I have always had a passion for cities and urbanism, and I find the urban environment in Brazil to be fascinating. Therefore, I wish to examine the historical development of Brazilian cities in some capacity to see what the development of Brazilian cities tells us about the culture and way of life. More specifically, I’m looking at two different Brazilian cities: Belo Horizonte and Salvador as they exemplify two distinct development patterns and urban layouts. For Belo Horizonte, I would look at the logic behind the planning of the city with an eye towards the specific purpose behind the planning of the city and how that planning affected the future development of the city. Alternatively, I would like to look at Salvador, which follows a very different model of development given its historic purpose. I would look at the creation and maintenance of the historic Portuguese old town and the more organic development plan of the rest of the city. Looking at a city’s development as a way for understanding more about Brazil would be a unique way to deepen our understanding of the country and involves some unique primary sources.
If looking at Belo Horizonte, I would hope to discover more about the effect that the more industrial and resource extraction foundational purpose had on the development of the city. This would be analyzed through a look at the original plan for the city and the relation of the future developments to the initial plan for the city. Inherently I think this research would have to involve a look at class or racial distribution throughout the city in light of the initial plan of the city, and thus the city plan itself and the history of development could be a way for understanding the patterns of settlement and stratification in the modern city. An urban-based analysis could also reveal additional elements of race relations and attitudes in Brazil
I believe my aims would be fairly similar if looking at Salvador, but the method of inquiry would be different by nature of the city. As one of the oldest cities in the Americas, Salvador has a longer and more organic history than Belo Horizonte. Furthermore, it has a distinct and unique old town in the Pelourinho that contrasts with the more organic growth of the rest of the modern city. Furthermore, the city’s historic division into the high and low town also allow for an analysis of class relations, and its site as a major city of the Transatlantic slave trade makes it very diverse today and thus an interesting place to look at transculturation in city layout and design as a way of understanding how cultures interact to produce new culture. Again, I would have to look at race and class distribution as part of this analysis too as part of the look at the built environment, and I think Salvador would be an excellent place to look for this analysis.
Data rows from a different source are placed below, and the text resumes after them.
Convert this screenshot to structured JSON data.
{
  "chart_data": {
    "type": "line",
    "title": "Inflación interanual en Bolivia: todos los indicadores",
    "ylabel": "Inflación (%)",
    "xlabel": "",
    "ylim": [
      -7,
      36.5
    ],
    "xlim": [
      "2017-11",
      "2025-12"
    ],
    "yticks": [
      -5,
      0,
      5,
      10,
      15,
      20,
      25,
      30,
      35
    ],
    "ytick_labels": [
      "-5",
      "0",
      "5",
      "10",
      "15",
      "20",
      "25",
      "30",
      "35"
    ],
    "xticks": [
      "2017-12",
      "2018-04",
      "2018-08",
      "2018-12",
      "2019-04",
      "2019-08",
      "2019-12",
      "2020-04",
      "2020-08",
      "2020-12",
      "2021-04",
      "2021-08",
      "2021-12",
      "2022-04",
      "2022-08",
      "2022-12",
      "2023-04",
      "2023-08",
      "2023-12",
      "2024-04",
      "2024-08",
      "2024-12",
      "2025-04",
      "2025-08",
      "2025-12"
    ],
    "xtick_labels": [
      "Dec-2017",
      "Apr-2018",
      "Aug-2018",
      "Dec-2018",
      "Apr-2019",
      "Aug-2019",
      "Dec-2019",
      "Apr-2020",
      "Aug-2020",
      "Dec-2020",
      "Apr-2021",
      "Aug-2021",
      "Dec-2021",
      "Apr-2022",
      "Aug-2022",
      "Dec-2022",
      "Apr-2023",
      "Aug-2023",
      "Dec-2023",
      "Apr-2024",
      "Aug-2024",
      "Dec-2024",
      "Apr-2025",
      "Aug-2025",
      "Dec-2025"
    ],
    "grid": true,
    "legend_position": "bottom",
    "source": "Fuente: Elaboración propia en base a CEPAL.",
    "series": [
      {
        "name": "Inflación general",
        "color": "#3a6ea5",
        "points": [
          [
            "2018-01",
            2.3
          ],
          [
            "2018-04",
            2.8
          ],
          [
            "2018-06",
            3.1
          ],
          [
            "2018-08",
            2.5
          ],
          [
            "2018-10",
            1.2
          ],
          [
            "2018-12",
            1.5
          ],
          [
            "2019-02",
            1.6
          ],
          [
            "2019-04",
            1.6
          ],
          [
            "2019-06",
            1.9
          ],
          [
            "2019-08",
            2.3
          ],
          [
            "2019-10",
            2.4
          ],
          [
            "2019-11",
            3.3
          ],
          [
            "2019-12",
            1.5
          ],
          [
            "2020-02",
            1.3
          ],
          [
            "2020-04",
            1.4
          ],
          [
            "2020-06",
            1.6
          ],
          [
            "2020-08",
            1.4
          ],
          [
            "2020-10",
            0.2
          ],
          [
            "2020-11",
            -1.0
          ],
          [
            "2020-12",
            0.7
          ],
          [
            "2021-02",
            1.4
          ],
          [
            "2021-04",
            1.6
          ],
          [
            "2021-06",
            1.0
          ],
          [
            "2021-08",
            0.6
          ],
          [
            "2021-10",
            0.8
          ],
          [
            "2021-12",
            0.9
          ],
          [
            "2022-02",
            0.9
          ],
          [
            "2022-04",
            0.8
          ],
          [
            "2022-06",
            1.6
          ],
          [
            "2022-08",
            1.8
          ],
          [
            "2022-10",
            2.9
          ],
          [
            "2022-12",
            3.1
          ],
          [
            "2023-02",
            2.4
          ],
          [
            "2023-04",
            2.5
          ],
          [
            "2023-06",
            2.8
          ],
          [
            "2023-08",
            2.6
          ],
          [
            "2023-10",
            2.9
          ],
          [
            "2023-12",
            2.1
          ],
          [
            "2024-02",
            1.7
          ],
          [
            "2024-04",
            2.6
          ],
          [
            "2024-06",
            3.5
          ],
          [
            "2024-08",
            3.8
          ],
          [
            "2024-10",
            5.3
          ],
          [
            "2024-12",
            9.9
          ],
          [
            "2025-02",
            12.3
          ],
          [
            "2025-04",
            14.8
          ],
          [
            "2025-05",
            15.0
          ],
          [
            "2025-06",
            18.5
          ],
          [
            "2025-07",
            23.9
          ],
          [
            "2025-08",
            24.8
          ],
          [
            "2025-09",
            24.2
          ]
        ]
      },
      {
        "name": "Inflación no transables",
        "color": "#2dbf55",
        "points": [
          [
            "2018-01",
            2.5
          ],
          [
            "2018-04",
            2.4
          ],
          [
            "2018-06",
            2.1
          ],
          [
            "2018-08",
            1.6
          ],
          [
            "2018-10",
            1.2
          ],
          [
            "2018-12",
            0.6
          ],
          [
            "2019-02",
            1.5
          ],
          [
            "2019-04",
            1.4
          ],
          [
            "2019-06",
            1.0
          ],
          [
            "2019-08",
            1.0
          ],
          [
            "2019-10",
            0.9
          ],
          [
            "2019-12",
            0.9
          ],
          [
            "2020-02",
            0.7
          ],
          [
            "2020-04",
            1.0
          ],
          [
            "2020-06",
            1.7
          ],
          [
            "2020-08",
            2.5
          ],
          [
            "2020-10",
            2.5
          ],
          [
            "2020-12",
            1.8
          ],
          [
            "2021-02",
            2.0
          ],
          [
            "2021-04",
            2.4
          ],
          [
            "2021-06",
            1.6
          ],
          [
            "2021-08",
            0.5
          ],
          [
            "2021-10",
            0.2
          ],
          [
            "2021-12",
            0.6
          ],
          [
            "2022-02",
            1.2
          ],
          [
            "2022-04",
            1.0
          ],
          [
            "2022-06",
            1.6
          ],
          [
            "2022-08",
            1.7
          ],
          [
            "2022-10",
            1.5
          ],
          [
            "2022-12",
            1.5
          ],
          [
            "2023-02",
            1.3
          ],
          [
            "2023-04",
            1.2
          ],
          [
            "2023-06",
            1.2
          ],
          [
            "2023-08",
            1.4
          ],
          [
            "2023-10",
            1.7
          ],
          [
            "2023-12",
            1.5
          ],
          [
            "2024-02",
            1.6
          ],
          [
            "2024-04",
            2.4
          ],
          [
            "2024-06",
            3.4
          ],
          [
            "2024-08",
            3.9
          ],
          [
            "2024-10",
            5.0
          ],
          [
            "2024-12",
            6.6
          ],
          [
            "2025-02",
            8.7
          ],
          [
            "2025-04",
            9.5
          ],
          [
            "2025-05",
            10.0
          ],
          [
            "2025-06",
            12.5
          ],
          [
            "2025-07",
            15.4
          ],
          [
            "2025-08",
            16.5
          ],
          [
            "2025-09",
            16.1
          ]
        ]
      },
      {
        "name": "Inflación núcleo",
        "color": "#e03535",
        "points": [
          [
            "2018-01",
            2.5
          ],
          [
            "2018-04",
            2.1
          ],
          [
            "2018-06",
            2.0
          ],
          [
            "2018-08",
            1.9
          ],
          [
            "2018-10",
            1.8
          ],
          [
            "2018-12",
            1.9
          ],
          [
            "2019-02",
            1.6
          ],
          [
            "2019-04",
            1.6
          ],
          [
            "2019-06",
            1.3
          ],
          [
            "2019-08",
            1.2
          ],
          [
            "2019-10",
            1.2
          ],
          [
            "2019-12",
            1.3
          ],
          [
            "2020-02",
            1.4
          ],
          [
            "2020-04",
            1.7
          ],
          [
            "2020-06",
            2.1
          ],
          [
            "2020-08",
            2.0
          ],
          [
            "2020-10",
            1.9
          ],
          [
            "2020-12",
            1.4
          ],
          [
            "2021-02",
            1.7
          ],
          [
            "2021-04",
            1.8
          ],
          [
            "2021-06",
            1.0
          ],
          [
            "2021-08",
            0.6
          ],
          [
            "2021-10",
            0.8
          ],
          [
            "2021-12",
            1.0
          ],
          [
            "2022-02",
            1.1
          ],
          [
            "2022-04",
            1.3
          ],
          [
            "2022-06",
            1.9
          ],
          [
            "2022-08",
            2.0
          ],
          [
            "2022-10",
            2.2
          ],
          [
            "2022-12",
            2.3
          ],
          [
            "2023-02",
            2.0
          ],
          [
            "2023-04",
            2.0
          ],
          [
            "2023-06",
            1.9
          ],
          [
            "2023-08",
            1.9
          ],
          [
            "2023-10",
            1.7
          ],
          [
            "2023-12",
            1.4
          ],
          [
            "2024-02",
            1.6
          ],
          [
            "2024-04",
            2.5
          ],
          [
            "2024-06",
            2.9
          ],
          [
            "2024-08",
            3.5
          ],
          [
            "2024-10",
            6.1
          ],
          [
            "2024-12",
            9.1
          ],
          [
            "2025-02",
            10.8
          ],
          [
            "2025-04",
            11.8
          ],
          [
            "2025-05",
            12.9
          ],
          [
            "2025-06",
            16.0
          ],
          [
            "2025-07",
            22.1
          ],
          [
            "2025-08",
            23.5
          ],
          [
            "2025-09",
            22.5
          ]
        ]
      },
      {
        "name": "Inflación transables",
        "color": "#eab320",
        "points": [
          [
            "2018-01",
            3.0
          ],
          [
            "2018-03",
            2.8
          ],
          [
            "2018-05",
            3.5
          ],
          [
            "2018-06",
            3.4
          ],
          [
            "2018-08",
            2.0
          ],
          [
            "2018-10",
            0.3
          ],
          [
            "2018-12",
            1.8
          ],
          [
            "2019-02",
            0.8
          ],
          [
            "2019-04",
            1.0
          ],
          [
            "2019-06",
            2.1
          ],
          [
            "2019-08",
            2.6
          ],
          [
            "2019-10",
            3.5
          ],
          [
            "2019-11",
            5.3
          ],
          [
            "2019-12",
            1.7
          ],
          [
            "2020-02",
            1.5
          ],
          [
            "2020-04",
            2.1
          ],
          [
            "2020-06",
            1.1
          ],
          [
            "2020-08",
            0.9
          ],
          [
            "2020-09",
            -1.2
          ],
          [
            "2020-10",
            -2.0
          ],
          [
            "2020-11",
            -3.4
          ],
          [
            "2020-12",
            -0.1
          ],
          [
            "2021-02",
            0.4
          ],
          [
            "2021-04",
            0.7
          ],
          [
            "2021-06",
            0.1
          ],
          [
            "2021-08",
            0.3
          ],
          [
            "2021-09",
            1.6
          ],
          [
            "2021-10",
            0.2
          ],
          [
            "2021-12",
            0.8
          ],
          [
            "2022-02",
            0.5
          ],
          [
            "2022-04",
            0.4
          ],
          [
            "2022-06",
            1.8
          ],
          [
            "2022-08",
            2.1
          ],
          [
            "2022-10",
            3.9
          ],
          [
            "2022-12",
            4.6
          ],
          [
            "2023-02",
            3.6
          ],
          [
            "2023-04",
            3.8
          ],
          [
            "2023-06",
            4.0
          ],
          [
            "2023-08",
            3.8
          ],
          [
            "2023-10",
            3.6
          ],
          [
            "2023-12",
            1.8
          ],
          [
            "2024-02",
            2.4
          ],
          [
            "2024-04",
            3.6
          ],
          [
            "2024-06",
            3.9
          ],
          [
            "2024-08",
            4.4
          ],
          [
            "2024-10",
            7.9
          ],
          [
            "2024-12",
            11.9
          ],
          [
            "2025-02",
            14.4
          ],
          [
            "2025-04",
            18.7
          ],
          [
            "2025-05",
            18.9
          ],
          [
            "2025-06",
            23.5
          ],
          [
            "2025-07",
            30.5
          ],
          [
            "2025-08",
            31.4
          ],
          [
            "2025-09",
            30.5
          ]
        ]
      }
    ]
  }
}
As we have learned in class so far, Brazil is a remarkably diverse country that is the result of a variety of factors throughout its history. This history has led to the unique country we see today, and one way of understanding how this country came to be and some of the results of this historic diversity is by looking at the cities and tracing their unique development patterns. Despite their incredible importance to the history and economy of Brazil, my limited research into the subject has not revealed much research on cities in relation to the unique country that Brazil is today. Therefore, analyzing the development of one of Brazil’s cities could reveal new information about how and why Brazil is the way it is.